Insights into complex human behaviour
‘Within Minutes: Micro Stories’, which comprises 45 micro fictional stories. Kanwar Dinesh Singh aptly uses the subtitle ‘Micro Stories’ as these short narratives are insightful micro-observations of complex human behaviour in minimalistic reads ranging from 50 to 800 words. Each micro story offers a ‘slice of life’— depicting the hearts and minds of people living in small towns and villages of India
The genre of micro fiction permits content to be concise, condensed, and crisp, emphasizing what is imperative and crucial. In addition, a micro fiction story engagingly communicates an intricate storyline with its brevity, irony, twists, and punches. In recent years, this genre has become popular with readers. Distinguished Shimla-based author, academic turned poet and storyteller, and winner of the Himachal Pradesh Sahitya Akademi Award, Kanwar Dinesh Singh has recently come out with the book, 'Within Minutes: Micro Stories', which comprises 45 micro fictional stories. He aptly uses the subtitle 'Micro Stories' as these short narratives are insightful micro-observations of complex human behaviour in minimalistic reads ranging from 50 to 800 words. Each micro story offers a 'slice of life'— depicting the hearts and minds of people living in small towns and villages of India.
These very short stories are based on the author's experiences, observations, insights, memoirs, and anecdotes. Indeed, these micro-stories are exceptional as they present distinctive attitudes, values, ironies, and idiosyncrasies of people around us. Each tale in this collection draws attention to some important aspect of human life and perceptively underscores the experience and feeling of a particular moment. Every word and every phrase used with utmost care in these minimalistic stories is of great consequence.
Singh's micro-storytelling encompasses a wide range of themes, including love, faith, ethics, morality, relationships, gender, society, nature, life, and death. Some stories are soul-stirring and leave a mark on the reader's mind. "The Boiling Point" emotively states that presumptions are inaccurate and may mess up a love relationship. "The Atheist" underlines how human beliefs or ideals keep changing with life's vicissitudes. "Housewarming" points up gender issues with the varying stance of parents, siblings and children on women's rights, even within a family. "Narayana" accentuates a person's karmic results from previous birth. One may blame God for any dearth or failing in life, but God has His ways and blessings that humans can never explain or justify. "Discourse" maintains the proverb – example is better than precept. In this story, a doctor who is himself a chronic alcoholic is unable to convince the youth to refrain from alcohol. "Katha" shows dual standards of people who outwardly look modern, liberal, concerned and caring.
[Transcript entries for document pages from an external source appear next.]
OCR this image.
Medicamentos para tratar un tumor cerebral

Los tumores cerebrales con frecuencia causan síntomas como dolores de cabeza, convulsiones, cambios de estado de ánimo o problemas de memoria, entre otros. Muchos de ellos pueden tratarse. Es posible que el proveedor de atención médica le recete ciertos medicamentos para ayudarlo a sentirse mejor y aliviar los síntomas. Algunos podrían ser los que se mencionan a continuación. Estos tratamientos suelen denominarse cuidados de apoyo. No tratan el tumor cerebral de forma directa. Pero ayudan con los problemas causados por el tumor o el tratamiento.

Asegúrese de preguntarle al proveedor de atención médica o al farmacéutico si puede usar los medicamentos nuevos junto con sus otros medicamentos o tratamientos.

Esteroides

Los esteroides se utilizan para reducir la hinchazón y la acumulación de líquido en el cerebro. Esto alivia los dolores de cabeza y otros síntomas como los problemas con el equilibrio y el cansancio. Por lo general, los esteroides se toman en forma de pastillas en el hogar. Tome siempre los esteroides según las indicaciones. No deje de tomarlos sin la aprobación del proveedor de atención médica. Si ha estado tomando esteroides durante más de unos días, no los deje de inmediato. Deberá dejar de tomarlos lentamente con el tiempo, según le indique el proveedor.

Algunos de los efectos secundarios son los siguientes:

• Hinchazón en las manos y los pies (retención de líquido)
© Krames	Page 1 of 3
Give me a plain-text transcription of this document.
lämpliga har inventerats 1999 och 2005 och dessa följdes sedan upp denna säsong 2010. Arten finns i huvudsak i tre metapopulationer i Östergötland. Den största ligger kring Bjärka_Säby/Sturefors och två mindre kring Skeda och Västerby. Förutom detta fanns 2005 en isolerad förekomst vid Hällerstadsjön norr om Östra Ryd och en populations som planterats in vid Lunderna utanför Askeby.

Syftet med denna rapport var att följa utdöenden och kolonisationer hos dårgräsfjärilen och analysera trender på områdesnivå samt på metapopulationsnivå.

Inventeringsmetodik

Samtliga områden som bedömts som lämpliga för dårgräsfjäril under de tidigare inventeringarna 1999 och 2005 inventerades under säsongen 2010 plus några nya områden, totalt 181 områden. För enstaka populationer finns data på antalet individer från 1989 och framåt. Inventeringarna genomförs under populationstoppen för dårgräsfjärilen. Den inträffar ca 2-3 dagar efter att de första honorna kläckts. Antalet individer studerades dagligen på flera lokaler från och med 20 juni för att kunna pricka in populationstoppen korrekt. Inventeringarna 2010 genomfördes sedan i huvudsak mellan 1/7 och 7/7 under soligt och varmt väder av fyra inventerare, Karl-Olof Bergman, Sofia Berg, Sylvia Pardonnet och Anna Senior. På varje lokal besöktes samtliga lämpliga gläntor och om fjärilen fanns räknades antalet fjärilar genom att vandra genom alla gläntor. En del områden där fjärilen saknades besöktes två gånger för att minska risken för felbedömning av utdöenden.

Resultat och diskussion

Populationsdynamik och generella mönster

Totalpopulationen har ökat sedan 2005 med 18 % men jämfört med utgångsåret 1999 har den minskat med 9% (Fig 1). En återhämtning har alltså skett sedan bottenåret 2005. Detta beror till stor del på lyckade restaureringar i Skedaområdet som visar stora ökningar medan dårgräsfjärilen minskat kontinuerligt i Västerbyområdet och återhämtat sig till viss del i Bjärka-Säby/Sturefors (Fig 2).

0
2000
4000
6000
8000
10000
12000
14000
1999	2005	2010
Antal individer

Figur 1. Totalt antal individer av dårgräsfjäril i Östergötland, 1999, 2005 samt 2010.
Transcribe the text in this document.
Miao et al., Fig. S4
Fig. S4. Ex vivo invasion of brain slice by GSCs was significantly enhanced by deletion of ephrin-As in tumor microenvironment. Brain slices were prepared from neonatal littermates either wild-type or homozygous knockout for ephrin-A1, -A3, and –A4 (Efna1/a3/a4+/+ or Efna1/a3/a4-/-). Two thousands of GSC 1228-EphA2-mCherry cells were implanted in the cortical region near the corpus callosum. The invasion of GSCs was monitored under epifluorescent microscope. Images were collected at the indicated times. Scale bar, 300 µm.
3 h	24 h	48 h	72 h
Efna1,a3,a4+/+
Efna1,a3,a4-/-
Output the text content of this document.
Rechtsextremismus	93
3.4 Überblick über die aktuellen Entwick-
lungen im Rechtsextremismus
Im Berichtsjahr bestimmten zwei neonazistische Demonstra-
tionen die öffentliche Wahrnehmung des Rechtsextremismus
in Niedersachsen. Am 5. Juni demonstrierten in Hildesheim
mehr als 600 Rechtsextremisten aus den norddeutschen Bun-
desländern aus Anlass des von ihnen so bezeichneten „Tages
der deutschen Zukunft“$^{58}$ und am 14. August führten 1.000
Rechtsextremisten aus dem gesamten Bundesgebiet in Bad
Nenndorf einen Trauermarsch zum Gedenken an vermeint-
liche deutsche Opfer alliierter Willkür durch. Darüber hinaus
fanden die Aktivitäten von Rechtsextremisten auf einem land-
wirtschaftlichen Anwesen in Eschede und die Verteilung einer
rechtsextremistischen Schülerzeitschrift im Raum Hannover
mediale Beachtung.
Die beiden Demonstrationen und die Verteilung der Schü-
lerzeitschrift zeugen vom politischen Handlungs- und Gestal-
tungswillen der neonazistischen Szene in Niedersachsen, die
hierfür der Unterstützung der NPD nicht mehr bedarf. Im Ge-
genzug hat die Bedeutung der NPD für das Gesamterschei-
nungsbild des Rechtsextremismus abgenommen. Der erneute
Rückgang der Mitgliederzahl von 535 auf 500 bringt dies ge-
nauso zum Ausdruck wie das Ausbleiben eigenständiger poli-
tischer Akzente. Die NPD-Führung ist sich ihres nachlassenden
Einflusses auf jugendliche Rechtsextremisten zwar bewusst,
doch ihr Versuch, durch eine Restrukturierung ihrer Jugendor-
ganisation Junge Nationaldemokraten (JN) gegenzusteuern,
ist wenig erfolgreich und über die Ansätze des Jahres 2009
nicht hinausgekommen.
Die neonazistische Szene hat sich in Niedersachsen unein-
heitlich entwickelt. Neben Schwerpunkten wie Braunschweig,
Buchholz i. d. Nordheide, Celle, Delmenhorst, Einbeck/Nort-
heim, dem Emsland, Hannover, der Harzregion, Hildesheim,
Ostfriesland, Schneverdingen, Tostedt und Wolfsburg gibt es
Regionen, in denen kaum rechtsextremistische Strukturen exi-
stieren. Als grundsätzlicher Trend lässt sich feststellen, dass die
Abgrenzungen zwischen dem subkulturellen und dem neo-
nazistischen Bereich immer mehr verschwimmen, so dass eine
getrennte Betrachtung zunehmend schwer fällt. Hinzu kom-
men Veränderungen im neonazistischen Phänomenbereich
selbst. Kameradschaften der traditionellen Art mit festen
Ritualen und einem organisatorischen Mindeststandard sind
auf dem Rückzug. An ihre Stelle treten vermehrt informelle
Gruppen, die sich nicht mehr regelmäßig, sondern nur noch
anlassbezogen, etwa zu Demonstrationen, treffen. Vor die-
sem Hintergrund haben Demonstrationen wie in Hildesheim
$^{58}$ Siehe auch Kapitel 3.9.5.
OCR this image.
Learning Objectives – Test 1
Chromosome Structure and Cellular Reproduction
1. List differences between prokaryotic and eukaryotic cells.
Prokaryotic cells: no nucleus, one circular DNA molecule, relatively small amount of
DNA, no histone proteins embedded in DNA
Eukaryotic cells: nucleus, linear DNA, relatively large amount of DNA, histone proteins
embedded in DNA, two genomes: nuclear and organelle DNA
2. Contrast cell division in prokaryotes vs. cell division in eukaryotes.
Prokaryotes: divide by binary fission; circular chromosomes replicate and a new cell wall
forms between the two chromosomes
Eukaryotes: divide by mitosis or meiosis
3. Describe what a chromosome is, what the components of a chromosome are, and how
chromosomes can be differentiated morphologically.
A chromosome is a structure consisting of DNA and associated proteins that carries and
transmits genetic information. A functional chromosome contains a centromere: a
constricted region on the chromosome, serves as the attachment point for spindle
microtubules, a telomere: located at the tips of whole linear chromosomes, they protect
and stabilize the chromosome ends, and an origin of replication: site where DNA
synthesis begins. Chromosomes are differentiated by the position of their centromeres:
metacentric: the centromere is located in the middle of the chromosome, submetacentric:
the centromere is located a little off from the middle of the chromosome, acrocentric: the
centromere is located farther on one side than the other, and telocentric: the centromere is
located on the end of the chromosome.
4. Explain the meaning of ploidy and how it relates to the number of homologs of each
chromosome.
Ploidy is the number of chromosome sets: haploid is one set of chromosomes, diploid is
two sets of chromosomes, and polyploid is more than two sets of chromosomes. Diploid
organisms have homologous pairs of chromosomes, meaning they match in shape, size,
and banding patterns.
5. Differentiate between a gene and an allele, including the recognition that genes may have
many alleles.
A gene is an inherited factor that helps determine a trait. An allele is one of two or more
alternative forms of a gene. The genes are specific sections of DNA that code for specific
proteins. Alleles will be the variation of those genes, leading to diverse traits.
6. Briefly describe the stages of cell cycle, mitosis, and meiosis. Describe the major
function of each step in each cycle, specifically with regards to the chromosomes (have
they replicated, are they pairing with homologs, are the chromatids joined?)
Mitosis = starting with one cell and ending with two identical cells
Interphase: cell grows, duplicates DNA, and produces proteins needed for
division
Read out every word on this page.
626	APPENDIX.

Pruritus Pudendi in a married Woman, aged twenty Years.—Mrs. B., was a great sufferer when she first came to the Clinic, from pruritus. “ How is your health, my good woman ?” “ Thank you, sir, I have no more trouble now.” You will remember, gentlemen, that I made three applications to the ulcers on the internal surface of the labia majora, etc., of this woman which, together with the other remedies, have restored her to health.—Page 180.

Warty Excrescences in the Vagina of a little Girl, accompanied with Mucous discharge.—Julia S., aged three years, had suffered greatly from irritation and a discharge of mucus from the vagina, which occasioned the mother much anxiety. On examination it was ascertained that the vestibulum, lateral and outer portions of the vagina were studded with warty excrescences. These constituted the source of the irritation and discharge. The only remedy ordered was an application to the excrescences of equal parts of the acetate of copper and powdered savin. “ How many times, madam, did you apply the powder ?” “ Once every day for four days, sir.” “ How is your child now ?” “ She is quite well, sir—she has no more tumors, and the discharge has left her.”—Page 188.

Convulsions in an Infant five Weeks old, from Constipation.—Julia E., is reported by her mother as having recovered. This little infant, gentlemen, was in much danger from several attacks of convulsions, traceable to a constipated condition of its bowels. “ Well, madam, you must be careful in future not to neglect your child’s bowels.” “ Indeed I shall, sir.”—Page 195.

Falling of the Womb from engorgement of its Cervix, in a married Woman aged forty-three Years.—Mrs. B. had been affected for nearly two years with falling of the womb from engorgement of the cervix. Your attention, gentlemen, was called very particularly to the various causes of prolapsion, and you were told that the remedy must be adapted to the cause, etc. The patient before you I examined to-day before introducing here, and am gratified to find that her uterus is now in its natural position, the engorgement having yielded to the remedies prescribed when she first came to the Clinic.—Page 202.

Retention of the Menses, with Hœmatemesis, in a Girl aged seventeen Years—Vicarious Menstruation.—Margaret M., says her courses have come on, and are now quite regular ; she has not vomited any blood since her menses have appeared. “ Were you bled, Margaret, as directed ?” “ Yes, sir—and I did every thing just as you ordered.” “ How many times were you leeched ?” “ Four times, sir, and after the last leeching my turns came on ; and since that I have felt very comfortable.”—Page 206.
Still, inwardly they are small-minded, blinkered and uncompromising, having prejudices based on caste, class or gender. "The Walnut Tree" is about the mystery of nature vis-à-vis self-harming superstitions of rustic people.
"Communion" depicts how innocent children are unaware or far away from the cunning ways of adults and are, therefore, nearer to God.
"Etiquette" asserts that children are clean-hearted; thus, no etiquette should mar their innocence and instinct. "Tradition" presents women as carriers of tradition, having their cosy world of memories and concerns even in a difficult double home situation after marriage. "Outfitters to the Gentry" is an eye-opener to business owners to upkeep ethics and etiquette of salesmanship. "Red Knight" is a mild satire on corruption seeping from top to bottom in the public domain. "Pride" shows how out of love, a village youth gets ready to marry even a prostitute from abroad when he is enthralled by her beauty and is blinded by the idea of marrying a foreign girl. "The Age to Enjoy Life" illustrates how a woman with repressed desire takes vicarious pleasure in seeing her daughter enjoy her collegiate life. "In Love" shows that no quarrel can prevail over true love and clean hearts.
The noteworthy feature of these micro-stories is that each has a plot and a recognisable structure, with a beginning, middle and end within the miniature frame. Dialogues, characters, and twists are particularly remarkable. Besides, each story gives a message or moral lesson, which makes them read as modern-day parables. Each story evokes a strong emotion in such little space. Indeed, Singh's micro fiction is notable for creating a compelling emotion in such a short form. Dialogues stand out the most.
Amazing work there; it serves to flesh out each character, even though there isn't much space for traditional character development in this condensed form. Each story is truly a pleasure to read.